In the case of Irma there was the mathematical and physical juggling between the factors of even warmer than normal virtually hot waters in the Florida straits versus the interaction with Cuban terrain. There are no neat equations that can quantify with precision how much weakening from the terrain interaction can occur in a hurricane. Yes, even with powerful supercomputers, even with a plethora of models and their ensembles, even with large improvements in track forecast accuracy in the last decade, precision remains elusive and will remain elusive. Track forecasts will continue to improve, but they almost certainly will never become perfect.
Once NHC extended the cone northward to central Florida, at no time was Naples, Fort Myers or Tampa NOT in that cone, even before the track forecast began to shift to the west.
You may note NHC took the shift far enough west to remove Miami and Fort Lauderdale from the cone for some time. But, all the while, NHC maintained the hurricane warning for the entire east and west coasts of Florida, including Miami. We knew the vast diameter of Irma would still bring major impacts to southeast Florida even with a more westward track.
In fact, the diameter of Irma made major statewide impact inevitable, with widespread destruction, even as some parts of the state escaped the worst.
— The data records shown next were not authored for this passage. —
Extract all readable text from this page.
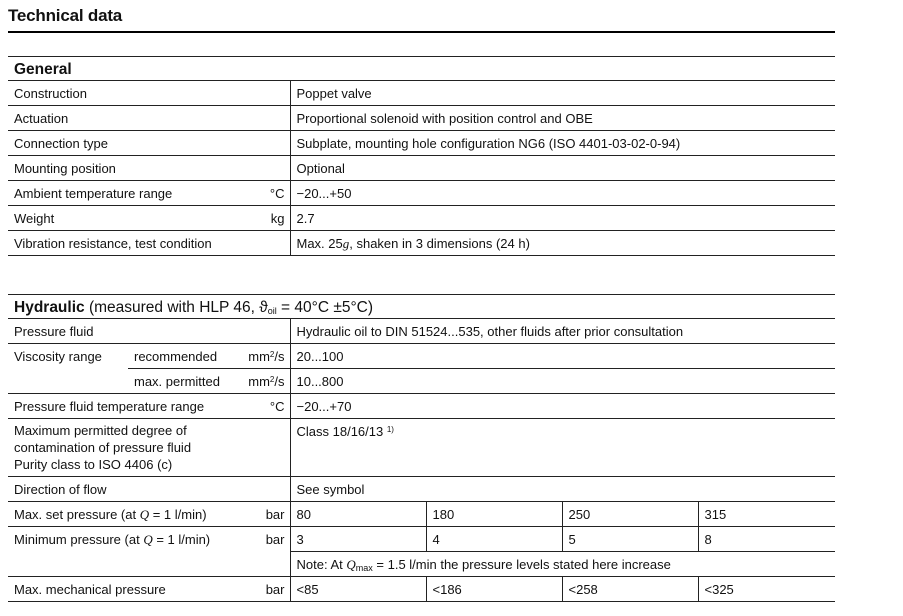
Technical data
General		
Construction		Poppet valve
Actuation		Proportional solenoid with position control and OBE
Connection type		Subplate, mounting hole configuration NG6 (ISO 4401-03-02-0-94)
Mounting position		Optional
Ambient temperature range	°C	−20...+50
Weight	kg	2.7
Vibration resistance, test condition		Max. 25g, shaken in 3 dimensions (24 h)
Hydraulic (measured with HLP 46, $ϑ_{oil} = 40^\circ C \pm 5^\circ C$)						
Pressure fluid			Hydraulic oil to DIN 51524...535, other fluids after prior consultation			
Viscosity range	recommended	$mm^2/s$	20...100			
	max. permitted	$mm^2/s$	10...800			
Pressure fluid temperature range		°C	−20...+70			

Maximum permitted degree of
contamination of pressure fluid
Purity class to ISO 4406 (c)			Class 18/16/13 $^{1)}$
Direction of flow			See symbol			
Max. set pressure (at Q = 1 l/min)		bar	80	180	250	315
Minimum pressure (at Q = 1 l/min)		bar	3	4	5	8
			Note: At $Q_{max} = 1.5$ l/min the pressure levels stated here increase			
Max. mechanical pressure		bar	<85	<186	<258	<325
There were important variations of storm surge dependent on the precise track, yes, but it was a foregone conclusion days in advance this would be an unprecedented disaster in scope for Florida.
Now, we can only imagine the humanitarian crisis in the Keys, the destruction of the grid that will leave some locations without power for weeks. There’s the heat, the humidity, the danger of businesses closing and employees losing their jobs due to the longevity of the closures. The loss of power will be impacting dialysis centers and some hospitals. We can imagine the mass hopelessness and depression for tens of thousands of affected Floridians who have seen their homes become uninhabitable; the destroyed cars; and less than half of Florida homes had flood insurance. Speaking of insurance, how many insurance companies may go belly up in coming months because of the incalculably large payouts that are coming between Harvey and Irma? What does that do to property insurance costs for all of us in the future? So far, the loss of life has been low. Some of that is due to timely advanced warning and preparation. As for the physical catastrophe, we’re only just beginning to grasp its grim scope.
No, the track forecast did not approach being “spot on” the whole way in this long-lived and vicious tropical cyclone. It was, however, a critical element in keeping a huge population informed as to the dangers and the rare size of the threat, and the most likely probabilities for this raging monster’s behavior.